Previous research estimates children tend to begin acquiring their first words around 6 to 9 months of age. By their second birthday, the average kid possesses around 300 words in their vocabulary toolkit. But the actual mechanics underpinning exactly how children come to associate meaning with words remains unclear and a point of scientific debate. Researchers from New York University’s Center for Data Science tried to explore this gray area further by creating an AI model that attempted to learn the same way a child does.

To train the model, the researchers relied on over 60 hours of video and audio recordings pulled from a light head camera strapped to a child named Sam. The toddler wore the camera on and off starting when he was six months old and ending after his second birthday. Over those 19 months, the camera collected over 600,000 video frames connected to more than 37,500 transcribed utterances from nearby people. The background chatter and video frames pulled from the headcam provides a glimpse into the experience of a developing child as it eats, plays, and generally experiences the world around them. 

Armed with Sam’s eyes and ears, the researchers then created a neural network model to try and make sense of what Sam was seeing and hearing. The model, which had one module analyzing single frames taken from the camera and another focused on transcribed speech direct towards Sam, was self-supervised, which means it didn’t use external data labeling to identify objects. Like a child, the model learned by associating words with particular objects and visuals when they happened to co-occur at the same time.

Testing procedure in models and children. Credit: Wai Keen Vong

“By using AI models to study the real language-learning problem faced by children, we can address classic debates about what ingredients children need to learn words—whether they need language-specific biases, innate knowledge, or just associative learning to get going,” paper co-author and NYU Center for Data Science Professor Brenden Lake said in a statement. “It seems we can get more with just learning than commonly thought.”

Researchers tested the model the same way scientists evaluate children. Researchers presented the model with four images pulled from the training set and asked it to pick which one matches with a given word like “ball” “crib” or “tree.” The model was successful 61.6% of the time. The baby cam-trained model even approached similar levels of accuracy to a pair of separate AI models that were trained with many more language inputs. More impressive still, the model was able to correctly identify some images that weren’t included in Sam’s headcam dataset, which suggests it was able to learn from the data it was trained on and use that to make more generalized observations.

“These findings suggest that this aspect of word learning is feasible from the kind of naturalistic data that children receive while using relatively generic learning mechanisms such as those found in neural networks,” Lake said. 

In other words, the AI model’s ability to consistently identify objects using only data from the head camera shows how representative learning, or simply associating visuals with concurrent words, does seem to be enough for children to learn and acquire a vocabulary. 
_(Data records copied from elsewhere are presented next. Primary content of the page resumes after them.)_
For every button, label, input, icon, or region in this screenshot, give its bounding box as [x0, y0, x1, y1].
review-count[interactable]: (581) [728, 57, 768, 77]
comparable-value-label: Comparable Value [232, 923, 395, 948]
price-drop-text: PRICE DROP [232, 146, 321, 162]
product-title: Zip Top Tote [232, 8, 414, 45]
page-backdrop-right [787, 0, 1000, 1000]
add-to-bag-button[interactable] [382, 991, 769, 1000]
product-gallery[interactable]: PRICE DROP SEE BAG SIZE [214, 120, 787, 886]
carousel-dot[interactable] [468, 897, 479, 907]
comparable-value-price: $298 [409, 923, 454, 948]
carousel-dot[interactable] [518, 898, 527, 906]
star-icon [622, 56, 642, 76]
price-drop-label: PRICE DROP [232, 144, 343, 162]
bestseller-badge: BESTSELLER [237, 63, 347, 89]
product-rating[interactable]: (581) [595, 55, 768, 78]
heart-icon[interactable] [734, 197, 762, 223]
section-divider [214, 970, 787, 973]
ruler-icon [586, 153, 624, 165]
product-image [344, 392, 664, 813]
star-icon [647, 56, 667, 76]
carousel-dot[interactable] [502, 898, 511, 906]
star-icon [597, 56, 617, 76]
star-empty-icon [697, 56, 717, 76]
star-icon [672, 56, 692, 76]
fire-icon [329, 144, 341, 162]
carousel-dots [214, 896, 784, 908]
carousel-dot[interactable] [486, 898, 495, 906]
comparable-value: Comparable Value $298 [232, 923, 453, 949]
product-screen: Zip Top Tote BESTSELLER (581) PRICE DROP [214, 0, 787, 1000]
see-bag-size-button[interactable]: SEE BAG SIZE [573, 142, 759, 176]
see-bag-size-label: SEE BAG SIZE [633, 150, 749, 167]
Findings hint at an alternative method to train AI 

Looking to the future, the NYU researchers’ findings could prove valuable for future AI developers interested in creating AI models that learn in ways similar to humans. The AI industry and computer scientists have long used human thinking and neural pathways as inspiration for building AI systems

Recently, large language models like OpenAI’s GPT models or Google’s Bard have proven capable of writing serviceable essays, generating code, and periodically botching facts thanks to an intensive training period where the models inject trillions of parameters worth of data pulled from mammoth datasets. The NYU findings, however, suggest an alternative method of word acquisition may be possible. Rather than rely on mounds of potentially copyright protected or biased inputs, an AI model mimicking the way humans learn when we crawl and stumble our way around the world could offer an alternative path towards recognizing language. 

“I was surprised how much today’s AI systems are able to learn when exposed to quite a minimal amount of data of the sort a child actually receives when they are learning a language,” Lake said.